Per questo la mia ultimissima fatica discografica è stata un disco dedicato a lui ("Avrai") che ho lanciato l'estate scorsa durante un lungo tour in cui ho toccato gran parte della nostra penisola.
Essere diventato padre, mi ha fatto riscoprire le cose belle della vita e il fatto che dopo tanti anni sia ritornato ad esibirmi su un palcoscenico è dipeso in gran parte da questo. Ho sentito l'esigenza di rituffarmi in mezzo al mio pubblico per regalargli la mia musica, la mia felicità, il mio modo di essere musicista.
E cosi l'estate scorsa, partendo da Genova, ho girovagato per l'Italia con la mia troupe esibendomi negli stadi e nei palazzi dello sport riscoprendo il gusto di stare insieme con la gente, soprattutto quella più giovane che molto numerosa è accorsa ad applaudirmi.

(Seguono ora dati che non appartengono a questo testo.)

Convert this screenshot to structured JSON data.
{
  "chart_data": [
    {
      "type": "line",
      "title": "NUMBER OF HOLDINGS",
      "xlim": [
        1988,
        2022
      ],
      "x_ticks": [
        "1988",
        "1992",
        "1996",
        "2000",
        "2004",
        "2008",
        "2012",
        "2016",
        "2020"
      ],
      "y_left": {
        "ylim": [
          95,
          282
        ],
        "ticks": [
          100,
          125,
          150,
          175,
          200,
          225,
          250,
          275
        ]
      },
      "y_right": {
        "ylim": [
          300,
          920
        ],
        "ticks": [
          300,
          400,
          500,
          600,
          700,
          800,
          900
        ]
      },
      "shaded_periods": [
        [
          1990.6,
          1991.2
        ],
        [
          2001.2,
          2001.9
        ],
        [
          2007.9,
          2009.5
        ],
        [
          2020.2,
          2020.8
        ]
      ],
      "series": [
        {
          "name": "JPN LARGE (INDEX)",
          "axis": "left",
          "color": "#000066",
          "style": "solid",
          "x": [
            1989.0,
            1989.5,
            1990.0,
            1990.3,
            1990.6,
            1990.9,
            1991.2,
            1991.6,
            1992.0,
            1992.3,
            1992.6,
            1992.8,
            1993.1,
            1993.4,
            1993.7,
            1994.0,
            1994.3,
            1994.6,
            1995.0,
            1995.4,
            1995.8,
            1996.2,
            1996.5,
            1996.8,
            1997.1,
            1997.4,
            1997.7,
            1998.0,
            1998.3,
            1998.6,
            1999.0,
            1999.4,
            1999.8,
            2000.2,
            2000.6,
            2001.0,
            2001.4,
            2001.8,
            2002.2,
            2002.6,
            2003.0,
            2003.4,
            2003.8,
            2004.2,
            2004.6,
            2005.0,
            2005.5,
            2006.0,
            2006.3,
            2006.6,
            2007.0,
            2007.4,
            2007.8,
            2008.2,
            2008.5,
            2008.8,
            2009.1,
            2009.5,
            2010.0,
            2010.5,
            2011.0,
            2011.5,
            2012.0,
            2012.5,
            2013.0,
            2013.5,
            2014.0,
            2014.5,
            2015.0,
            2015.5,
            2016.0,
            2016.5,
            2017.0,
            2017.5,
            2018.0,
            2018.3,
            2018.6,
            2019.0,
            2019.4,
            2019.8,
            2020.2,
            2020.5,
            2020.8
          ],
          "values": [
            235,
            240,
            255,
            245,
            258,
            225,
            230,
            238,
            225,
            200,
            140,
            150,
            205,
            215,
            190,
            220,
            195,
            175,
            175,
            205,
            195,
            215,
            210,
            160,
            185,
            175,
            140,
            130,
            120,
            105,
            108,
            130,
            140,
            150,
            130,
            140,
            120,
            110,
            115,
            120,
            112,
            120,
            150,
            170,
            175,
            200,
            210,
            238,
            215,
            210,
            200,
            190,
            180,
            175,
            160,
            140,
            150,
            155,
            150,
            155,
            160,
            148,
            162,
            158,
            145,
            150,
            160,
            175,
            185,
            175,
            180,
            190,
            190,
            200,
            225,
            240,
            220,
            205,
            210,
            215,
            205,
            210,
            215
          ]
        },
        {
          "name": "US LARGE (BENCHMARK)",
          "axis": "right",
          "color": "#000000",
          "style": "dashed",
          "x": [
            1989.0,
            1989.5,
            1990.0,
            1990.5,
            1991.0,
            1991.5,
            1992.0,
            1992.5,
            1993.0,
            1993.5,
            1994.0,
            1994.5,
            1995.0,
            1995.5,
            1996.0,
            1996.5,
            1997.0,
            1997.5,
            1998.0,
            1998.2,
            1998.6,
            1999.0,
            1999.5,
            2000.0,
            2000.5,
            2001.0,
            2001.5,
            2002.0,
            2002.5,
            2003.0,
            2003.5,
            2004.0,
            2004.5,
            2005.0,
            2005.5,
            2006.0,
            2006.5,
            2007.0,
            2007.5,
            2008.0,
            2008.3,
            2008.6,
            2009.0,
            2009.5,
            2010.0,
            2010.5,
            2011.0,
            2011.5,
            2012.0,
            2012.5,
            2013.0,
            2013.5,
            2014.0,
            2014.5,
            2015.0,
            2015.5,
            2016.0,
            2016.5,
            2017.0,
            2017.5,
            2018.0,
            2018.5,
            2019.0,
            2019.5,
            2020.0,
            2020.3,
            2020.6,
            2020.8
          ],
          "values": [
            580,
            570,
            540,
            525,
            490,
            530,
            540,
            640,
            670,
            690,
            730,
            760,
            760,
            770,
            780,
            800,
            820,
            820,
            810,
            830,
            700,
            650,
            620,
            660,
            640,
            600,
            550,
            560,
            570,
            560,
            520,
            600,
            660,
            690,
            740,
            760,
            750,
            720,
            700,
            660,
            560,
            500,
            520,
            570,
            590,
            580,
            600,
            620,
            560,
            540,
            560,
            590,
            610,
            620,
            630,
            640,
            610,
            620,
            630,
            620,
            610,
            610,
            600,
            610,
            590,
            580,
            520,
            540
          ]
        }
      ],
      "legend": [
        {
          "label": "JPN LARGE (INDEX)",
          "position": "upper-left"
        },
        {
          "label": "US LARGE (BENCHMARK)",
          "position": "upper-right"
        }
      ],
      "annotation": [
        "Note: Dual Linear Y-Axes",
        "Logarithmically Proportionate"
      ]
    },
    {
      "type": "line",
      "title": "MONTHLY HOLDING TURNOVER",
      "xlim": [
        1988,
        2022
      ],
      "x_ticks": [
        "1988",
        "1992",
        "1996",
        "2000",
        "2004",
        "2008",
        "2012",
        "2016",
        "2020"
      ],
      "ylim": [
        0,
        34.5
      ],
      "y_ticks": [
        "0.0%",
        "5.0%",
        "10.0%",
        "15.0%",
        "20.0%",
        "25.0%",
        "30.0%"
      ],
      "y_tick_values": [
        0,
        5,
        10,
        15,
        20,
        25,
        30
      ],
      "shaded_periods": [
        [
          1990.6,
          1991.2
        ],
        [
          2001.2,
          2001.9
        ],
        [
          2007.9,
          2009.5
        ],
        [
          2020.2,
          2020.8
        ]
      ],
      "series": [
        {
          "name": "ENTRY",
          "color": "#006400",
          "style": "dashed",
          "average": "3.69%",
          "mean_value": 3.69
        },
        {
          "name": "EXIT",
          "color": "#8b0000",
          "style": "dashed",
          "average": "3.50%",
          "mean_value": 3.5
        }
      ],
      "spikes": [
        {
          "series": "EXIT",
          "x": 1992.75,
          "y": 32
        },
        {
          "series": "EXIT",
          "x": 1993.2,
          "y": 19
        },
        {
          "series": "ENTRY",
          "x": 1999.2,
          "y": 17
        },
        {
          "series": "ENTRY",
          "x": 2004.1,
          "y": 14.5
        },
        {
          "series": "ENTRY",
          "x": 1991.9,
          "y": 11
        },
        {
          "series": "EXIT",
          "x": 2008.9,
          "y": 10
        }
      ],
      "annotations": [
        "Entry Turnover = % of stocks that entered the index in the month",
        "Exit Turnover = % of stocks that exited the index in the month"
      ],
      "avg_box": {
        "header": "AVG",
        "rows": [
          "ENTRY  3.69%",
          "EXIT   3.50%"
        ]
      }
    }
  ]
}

Con questo tour, in pratica, finisce il racconto della mia vita. Come avrete notato, ho preferito raccontarvela attraverso i miei dischi perché credo che nella mia musica ci siano gran parte delle esperienze che ho vissuto, belle e brutte. Ora non mi resta che affrontare il futuro con la consapevolezza dei miei mezzi e con Giovanni accanto in più. In definitiva la mia più bella canzone è stata... proprio mio figlio.

Aleé-oò.
E il futuro, credetemi, mi auguro che sia ricco di esperienze come il passato. A cominciare da subito. Infatti entro poco tempo sarà in vendita il mio nuovo album: "Aleé-oò", un "doppio" che ho registrato l'estate scorsa dal vivo durante il mio tour. Questo disco, in pratica, rappresenta un punto di arrivo e uno di partenza perché insieme con me canta il mio pubblico che, da sempre, mi ha dimostrato un grande affetto.